Este hombre gris, con las piernas y los brazos llenos de
cardenales por las palizas, escribe una carta de despedida imaginaria. Más que
nada porque no tiene a quién dirigirla. Confía en que su mente envíe esa imagen
de sí mismo (la celda, el frío) a través de los años. Puede que alguien reciba
esa imagen, investigue y condene a sus torturadores.
El hombre gris aprendió a leer con los curas, y recordaba el
primer libro que leyó completo, el de un condenado a muerte que a través de la
camisa de fuerza, viajaba a muchos lugares, visitaba a personas, era feliz.
¿Cómo se llamaba? Algo de estrellas, creía.
En su última noche en la celda, hasta le habían retirado el
camastro, así que se sentó en el suelo abrazándose las rodillas.

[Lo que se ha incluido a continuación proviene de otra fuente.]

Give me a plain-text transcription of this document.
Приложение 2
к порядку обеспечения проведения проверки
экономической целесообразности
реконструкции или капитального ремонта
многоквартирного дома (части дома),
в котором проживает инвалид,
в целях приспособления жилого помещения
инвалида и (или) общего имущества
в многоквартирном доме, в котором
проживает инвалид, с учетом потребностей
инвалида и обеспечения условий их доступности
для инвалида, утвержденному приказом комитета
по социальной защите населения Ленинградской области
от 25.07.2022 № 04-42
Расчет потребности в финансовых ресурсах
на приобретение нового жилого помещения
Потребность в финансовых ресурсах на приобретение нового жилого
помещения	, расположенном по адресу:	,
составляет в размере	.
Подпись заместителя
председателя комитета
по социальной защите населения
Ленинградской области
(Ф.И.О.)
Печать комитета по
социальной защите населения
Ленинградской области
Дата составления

De una forma o
de otra, mañana ya no tendría frío. Decía adiós a su cuerpo dolorido, al hambre
que llevaba semanas con él, a la sangre reseca, al suelo de piedra. ¿Valía la
pena despedirse de todo aquello? ¡Si estaba deseando librarse!

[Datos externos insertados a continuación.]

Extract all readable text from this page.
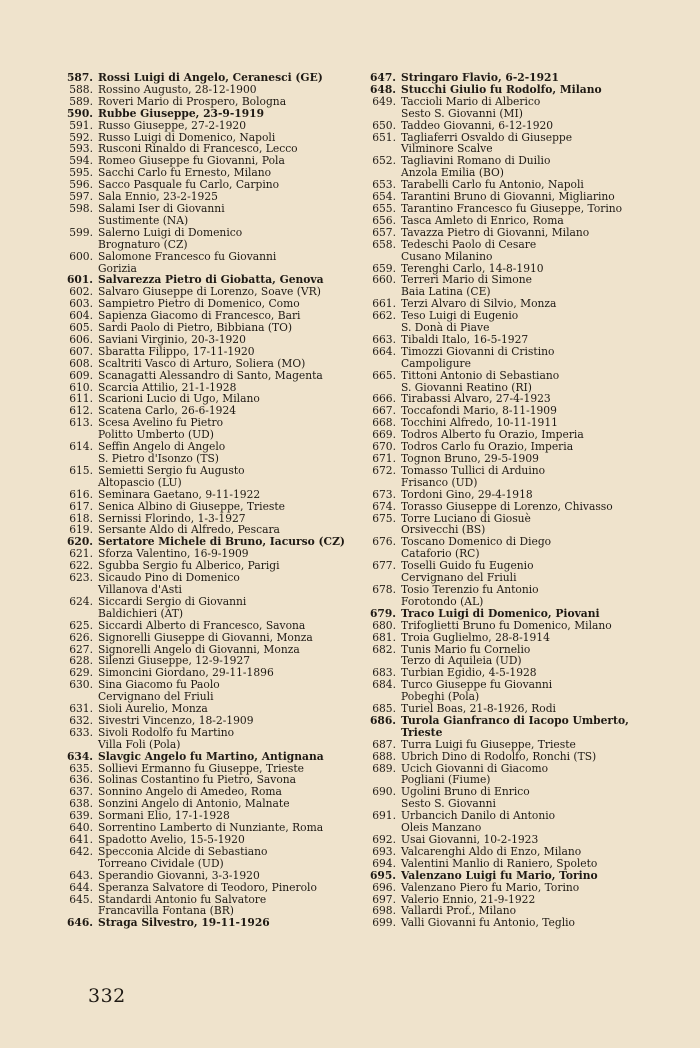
587. Rossi Luigi di Angelo, Ceranesci (GE)
588. Rossino Augusto, 28-12-1900
589. Roveri Mario di Prospero, Bologna
590. Rubbe Giuseppe, 23-9-1919
591. Russo Giuseppe, 27-2-1920
592. Russo Luigi di Domenico, Napoli
593. Rusconi Rinaldo di Francesco, Lecco
594. Romeo Giuseppe fu Giovanni, Pola
595. Sacchi Carlo fu Ernesto, Milano
596. Sacco Pasquale fu Carlo, Carpino
597. Sala Ennio, 23-2-1925
598. Salami Iser di Giovanni
Sustimente (NA)
599. Salerno Luigi di Domenico
Brognaturo (CZ)
600. Salomone Francesco fu Giovanni
Gorizia
601. Salvarezza Pietro di Giobatta, Genova
602. Salvaro Giuseppe di Lorenzo, Soave (VR)
603. Sampietro Pietro di Domenico, Como
604. Sapienza Giacomo di Francesco, Bari
605. Sardi Paolo di Pietro, Bibbiana (TO)
606. Saviani Virginio, 20-3-1920
607. Sbaratta Filippo, 17-11-1920
608. Scaltriti Vasco di Arturo, Soliera (MO)
609. Scanagatti Alessandro di Santo, Magenta
610. Scarcia Attilio, 21-1-1928
611. Scarioni Lucio di Ugo, Milano
612. Scatena Carlo, 26-6-1924
613. Scesa Avelino fu Pietro
Politto Umberto (UD)
614. Seffin Angelo di Angelo
S. Pietro d'Isonzo (TS)
615. Semietti Sergio fu Augusto
Altopascio (LU)
616. Seminara Gaetano, 9-11-1922
617. Senica Albino di Giuseppe, Trieste
618. Sernissi Florindo, 1-3-1927
619. Sersante Aldo di Alfredo, Pescara
620. Sertatore Michele di Bruno, Iacurso (CZ)
621. Sforza Valentino, 16-9-1909
622. Sgubba Sergio fu Alberico, Parigi
623. Sicaudo Pino di Domenico
Villanova d'Asti
624. Siccardi Sergio di Giovanni
Baldichieri (AT)
625. Siccardi Alberto di Francesco, Savona
626. Signorelli Giuseppe di Giovanni, Monza
627. Signorelli Angelo di Giovanni, Monza
628. Silenzi Giuseppe, 12-9-1927
629. Simoncini Giordano, 29-11-1896
630. Sina Giacomo fu Paolo
Cervignano del Friuli
631. Sioli Aurelio, Monza
632. Sivestri Vincenzo, 18-2-1909
633. Sivoli Rodolfo fu Martino
Villa Foli (Pola)
634. Slavgic Angelo fu Martino, Antignana
635. Sollievi Ermanno fu Giuseppe, Trieste
636. Solinas Costantino fu Pietro, Savona
637. Sonnino Angelo di Amedeo, Roma
638. Sonzini Angelo di Antonio, Malnate
639. Sormani Elio, 17-1-1928
640. Sorrentino Lamberto di Nunziante, Roma
641. Spadotto Avelio, 15-5-1920
642. Specconia Alcide di Sebastiano
Torreano Cividale (UD)
643. Sperandio Giovanni, 3-3-1920
644. Speranza Salvatore di Teodoro, Pinerolo
645. Standardi Antonio fu Salvatore
Francavilla Fontana (BR)
646. Straga Silvestro, 19-11-1926
647. Stringaro Flavio, 6-2-1921
648. Stucchi Giulio fu Rodolfo, Milano
649. Taccioli Mario di Alberico
Sesto S. Giovanni (MI)
650. Taddeo Giovanni, 6-12-1920
651. Tagliaferri Osvaldo di Giuseppe
Vilminore Scalve
652. Tagliavini Romano di Duilio
Anzola Emilia (BO)
653. Tarabelli Carlo fu Antonio, Napoli
654. Tarantini Bruno di Giovanni, Migliarino
655. Tarantino Francesco fu Giuseppe, Torino
656. Tasca Amleto di Enrico, Roma
657. Tavazza Pietro di Giovanni, Milano
658. Tedeschi Paolo di Cesare
Cusano Milanino
659. Terenghi Carlo, 14-8-1910
660. Terreri Mario di Simone
Baia Latina (CE)
661. Terzi Alvaro di Silvio, Monza
662. Teso Luigi di Eugenio
S. Donà di Piave
663. Tibaldi Italo, 16-5-1927
664. Timozzi Giovanni di Cristino
Campoligure
665. Tittoni Antonio di Sebastiano
S. Giovanni Reatino (RI)
666. Tirabassi Alvaro, 27-4-1923
667. Toccafondi Mario, 8-11-1909
668. Tocchini Alfredo, 10-11-1911
669. Todros Alberto fu Orazio, Imperia
670. Todros Carlo fu Orazio, Imperia
671. Tognon Bruno, 29-5-1909
672. Tomasso Tullici di Arduino
Frisanco (UD)
673. Tordoni Gino, 29-4-1918
674. Torasso Giuseppe di Lorenzo, Chivasso
675. Torre Luciano di Giosuè
Orsivecchi (BS)
676. Toscano Domenico di Diego
Cataforio (RC)
677. Toselli Guido fu Eugenio
Cervignano del Friuli
678. Tosio Terenzio fu Antonio
Forotondo (AL)
679. Traco Luigi di Domenico, Piovani
680. Trifoglietti Bruno fu Domenico, Milano
681. Troia Guglielmo, 28-8-1914
682. Tunis Mario fu Cornelio
Terzo di Aquileia (UD)
683. Turbian Egidio, 4-5-1928
684. Turco Giuseppe fu Giovanni
Pobeghi (Pola)
685. Turiel Boas, 21-8-1926, Rodi
686. Turola Gianfranco di Iacopo Umberto,
Trieste
687. Turra Luigi fu Giuseppe, Trieste
688. Ubrich Dino di Rodolfo, Ronchi (TS)
689. Ucich Giovanni di Giacomo
Pogliani (Fiume)
690. Ugolini Bruno di Enrico
Sesto S. Giovanni
691. Urbancich Danilo di Antonio
Oleis Manzano
692. Usai Giovanni, 10-2-1923
693. Valcarenghi Aldo di Enzo, Milano
694. Valentini Manlio di Raniero, Spoleto
695. Valenzano Luigi fu Mario, Torino
696. Valenzano Piero fu Mario, Torino
697. Valerio Ennio, 21-9-1922
698. Vallardi Prof., Milano
699. Valli Giovanni fu Antonio, Teglio
332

Tenía sueño pero no se iba a dormir, ¿para qué? Prefería
quedarse despierto y soñar que dormir y que le volvieran a pegar. ¿A qué diría
adiós, entonces? No tenía bonitos recuerdos de nada, nunca lo habían querido,
jamás había…
La puerta de la celda se abrió. Sabía lo que iba a pasar y
comenzó a llorar. Supo entonces de lo que no se iba a poder despedir en el poco
tiempo que le quedaba: de la esperanza. Esperanza por salir de allí, por
caminar bajo las bombas sin que ninguna lo alcanzase, por ver de nuevo un
pajarito en un árbol.
Temblando, suplicaba “No, por favor”. Un hombre aún más gris
que él lo apuntaba con una pistola, él era el primero de la larga lista que
tenía que cumplir hoy.
Un tiro al pecho, humo y olor a pólvora.
Setenta y tres años después, una chica de 12 años se
despierta en mitad de una noche de invierno, sudando y aferrándose las manos a
la garganta. Había gritado en sueños.